6.      Fatwa No. 43/DSN-MUI/VIII/2004 tentang Ganti Rugi (Ta’widh)
Pertama: Ketentuan Umum
a.       Ganti rugi (ta’widh) hanya boleh dikenakan atas pihak yang dengan sengaja atau karena kelalaian melakukan sesuatu yang menyimpang dari ketentuan akad dan menimbulkan kerugian pada pihak lain
b.      Kerugian yangd apat dikenalkan ta’widh sebagaimana dimaksud dalam ayat 1 adalah kerugian riil yangd apat diperhitungkan dengan jelas
c.       Kerugian riil sebagaimana dimaksud ayat 2 adalah biaya-biaya riil yang dikeluarkan dalam rangka penagihan hak yang seharusnya dibayarkan
d.      Besar ganti rugi (ta’widh) adalah sesuai dengan nilai kerugian riil (real loss) yang pasti dialami (fixed cost) dalam transaksi tersebut dan bukan kerugian yang diperkirakan akan terjadi (potential loss) karena adanya peluang yang hilang (opportunity loss atau al-furshah al-dha-i’ah)

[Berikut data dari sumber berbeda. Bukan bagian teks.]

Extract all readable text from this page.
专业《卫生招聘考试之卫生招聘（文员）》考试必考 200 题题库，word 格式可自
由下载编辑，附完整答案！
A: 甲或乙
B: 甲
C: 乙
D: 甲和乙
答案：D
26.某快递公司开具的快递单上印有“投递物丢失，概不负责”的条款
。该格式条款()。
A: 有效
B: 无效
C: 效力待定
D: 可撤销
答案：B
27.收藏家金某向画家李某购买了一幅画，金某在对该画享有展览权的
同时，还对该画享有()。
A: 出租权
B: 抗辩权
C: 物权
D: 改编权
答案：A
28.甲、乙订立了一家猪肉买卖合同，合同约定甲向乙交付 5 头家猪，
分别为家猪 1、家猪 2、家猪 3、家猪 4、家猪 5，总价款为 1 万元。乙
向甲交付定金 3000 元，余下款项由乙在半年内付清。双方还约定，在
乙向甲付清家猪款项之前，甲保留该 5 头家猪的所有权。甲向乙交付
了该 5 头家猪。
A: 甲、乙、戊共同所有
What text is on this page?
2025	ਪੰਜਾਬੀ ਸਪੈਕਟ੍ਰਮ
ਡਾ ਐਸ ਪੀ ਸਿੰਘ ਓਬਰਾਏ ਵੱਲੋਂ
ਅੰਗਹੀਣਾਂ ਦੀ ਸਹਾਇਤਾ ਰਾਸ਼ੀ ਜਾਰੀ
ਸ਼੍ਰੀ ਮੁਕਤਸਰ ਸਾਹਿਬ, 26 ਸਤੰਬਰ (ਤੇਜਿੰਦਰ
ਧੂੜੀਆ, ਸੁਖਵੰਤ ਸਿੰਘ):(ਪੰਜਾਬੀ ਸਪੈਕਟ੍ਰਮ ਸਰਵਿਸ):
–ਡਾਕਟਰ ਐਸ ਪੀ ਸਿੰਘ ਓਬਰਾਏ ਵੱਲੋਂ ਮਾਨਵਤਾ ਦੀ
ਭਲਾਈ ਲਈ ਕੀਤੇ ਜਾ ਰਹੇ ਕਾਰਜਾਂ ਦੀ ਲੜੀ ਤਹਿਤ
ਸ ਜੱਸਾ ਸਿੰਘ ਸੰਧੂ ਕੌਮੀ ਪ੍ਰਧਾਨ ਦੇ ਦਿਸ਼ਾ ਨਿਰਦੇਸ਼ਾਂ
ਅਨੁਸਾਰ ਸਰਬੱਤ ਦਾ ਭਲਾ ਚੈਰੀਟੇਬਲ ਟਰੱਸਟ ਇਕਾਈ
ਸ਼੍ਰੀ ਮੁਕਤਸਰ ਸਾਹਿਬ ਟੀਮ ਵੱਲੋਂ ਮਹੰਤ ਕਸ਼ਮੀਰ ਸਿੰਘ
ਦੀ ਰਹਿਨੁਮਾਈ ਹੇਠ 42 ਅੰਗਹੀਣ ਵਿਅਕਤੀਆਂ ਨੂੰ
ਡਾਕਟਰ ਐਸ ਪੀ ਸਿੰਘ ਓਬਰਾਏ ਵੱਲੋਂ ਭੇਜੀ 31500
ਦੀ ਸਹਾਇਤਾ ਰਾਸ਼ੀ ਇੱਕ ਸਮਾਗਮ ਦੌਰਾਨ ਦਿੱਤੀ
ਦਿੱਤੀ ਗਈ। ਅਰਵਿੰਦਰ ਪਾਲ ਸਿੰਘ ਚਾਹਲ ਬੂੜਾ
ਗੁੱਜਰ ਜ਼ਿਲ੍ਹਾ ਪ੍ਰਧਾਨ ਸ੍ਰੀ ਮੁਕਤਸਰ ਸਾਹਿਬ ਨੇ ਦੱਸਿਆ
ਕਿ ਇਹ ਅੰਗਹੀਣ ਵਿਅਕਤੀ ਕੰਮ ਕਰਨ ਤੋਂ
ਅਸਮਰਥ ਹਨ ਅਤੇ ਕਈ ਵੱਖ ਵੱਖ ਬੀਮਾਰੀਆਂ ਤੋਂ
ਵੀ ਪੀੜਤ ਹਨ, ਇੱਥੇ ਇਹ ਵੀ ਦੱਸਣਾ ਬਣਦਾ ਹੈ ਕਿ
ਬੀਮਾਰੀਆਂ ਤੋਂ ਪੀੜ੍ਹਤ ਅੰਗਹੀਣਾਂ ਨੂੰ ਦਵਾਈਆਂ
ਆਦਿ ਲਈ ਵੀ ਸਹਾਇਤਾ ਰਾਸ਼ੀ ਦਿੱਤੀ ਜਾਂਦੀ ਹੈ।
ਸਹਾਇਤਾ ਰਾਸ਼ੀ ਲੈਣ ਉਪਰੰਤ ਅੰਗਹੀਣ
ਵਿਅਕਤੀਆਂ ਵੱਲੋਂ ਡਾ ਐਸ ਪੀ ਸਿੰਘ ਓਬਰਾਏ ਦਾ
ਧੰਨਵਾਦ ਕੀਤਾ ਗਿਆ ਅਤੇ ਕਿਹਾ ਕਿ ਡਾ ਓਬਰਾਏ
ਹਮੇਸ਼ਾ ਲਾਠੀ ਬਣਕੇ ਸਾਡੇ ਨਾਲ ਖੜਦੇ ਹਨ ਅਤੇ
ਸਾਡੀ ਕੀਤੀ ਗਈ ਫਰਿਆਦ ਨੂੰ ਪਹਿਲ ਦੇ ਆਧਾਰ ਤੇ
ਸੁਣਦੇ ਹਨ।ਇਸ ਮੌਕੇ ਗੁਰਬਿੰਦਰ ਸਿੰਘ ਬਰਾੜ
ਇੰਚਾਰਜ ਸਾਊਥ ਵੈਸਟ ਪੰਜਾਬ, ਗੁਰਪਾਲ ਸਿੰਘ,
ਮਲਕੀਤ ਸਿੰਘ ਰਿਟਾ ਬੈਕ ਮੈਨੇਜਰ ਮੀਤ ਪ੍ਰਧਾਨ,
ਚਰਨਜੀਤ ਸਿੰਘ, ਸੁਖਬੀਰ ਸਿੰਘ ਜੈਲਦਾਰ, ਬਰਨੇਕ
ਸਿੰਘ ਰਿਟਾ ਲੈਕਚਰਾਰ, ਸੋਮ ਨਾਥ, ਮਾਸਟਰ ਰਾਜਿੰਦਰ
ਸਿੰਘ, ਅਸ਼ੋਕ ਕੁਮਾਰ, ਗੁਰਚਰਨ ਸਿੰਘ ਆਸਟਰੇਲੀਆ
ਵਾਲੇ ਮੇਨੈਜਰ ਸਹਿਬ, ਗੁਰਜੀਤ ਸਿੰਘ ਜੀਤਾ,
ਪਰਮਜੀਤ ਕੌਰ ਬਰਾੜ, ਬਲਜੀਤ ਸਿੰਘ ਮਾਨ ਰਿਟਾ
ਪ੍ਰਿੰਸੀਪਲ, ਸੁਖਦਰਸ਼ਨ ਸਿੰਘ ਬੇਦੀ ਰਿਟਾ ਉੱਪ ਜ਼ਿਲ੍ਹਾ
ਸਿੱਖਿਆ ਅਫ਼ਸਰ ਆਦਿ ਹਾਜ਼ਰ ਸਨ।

e.       Ganti rugi (ta’widh) hanya boleh dikenakan pada taransaksi (akad) yang menimbulkan utang piutang (dain) seperti salam, istishna’ serta murabahah dan ijarah
f.       Dalam akad mudharabah dan musyarakah, ganti rugi hanya boleh dikenakan oleh shahibul mal atau salah satu pihak dalam musyarakah apabila bagian keuntungannya sudah jelas tetapi tidak dibayarkan
Ke dua: Ketentuan Khusus
a.       Ganti rugi yang diterima dalam transaksi di Lembaga Keuangan Syariah dapat diakui sebagai hak (pendapatan) bagi pihak yang menerimanya
b.      Jumlah ganti rugi besarnya harus tetap sesuai dengan kerugian riil dan tata cara pembayarannya tergantung kesepakatan para pihak
c.       Besarnya ganti rugi ini tidak boleh dicantumkan dalam akad
d.      Pihak yang cedera janji bertanggung jawab atas biaya perkara dan biaya lainnya yang timbul akibat proses penyelesaian perkara
Ke tiga: Penyelesaian Perselisihan
Jika salah satu pihak tidak menunaikan kewajibannya atau terjadi perselisihan diantara kedua belah pihak, maka penyelesaiannya dilakukan melaui Badan Arbitrase Syariah setelah tidak tercapai kesepakatan melalui musyawarah.


Burhanuddin S, Aspek Hukum Lembaga Keuangan Syari’ah, (Yogyakarta: Graha Ilmu, 2010).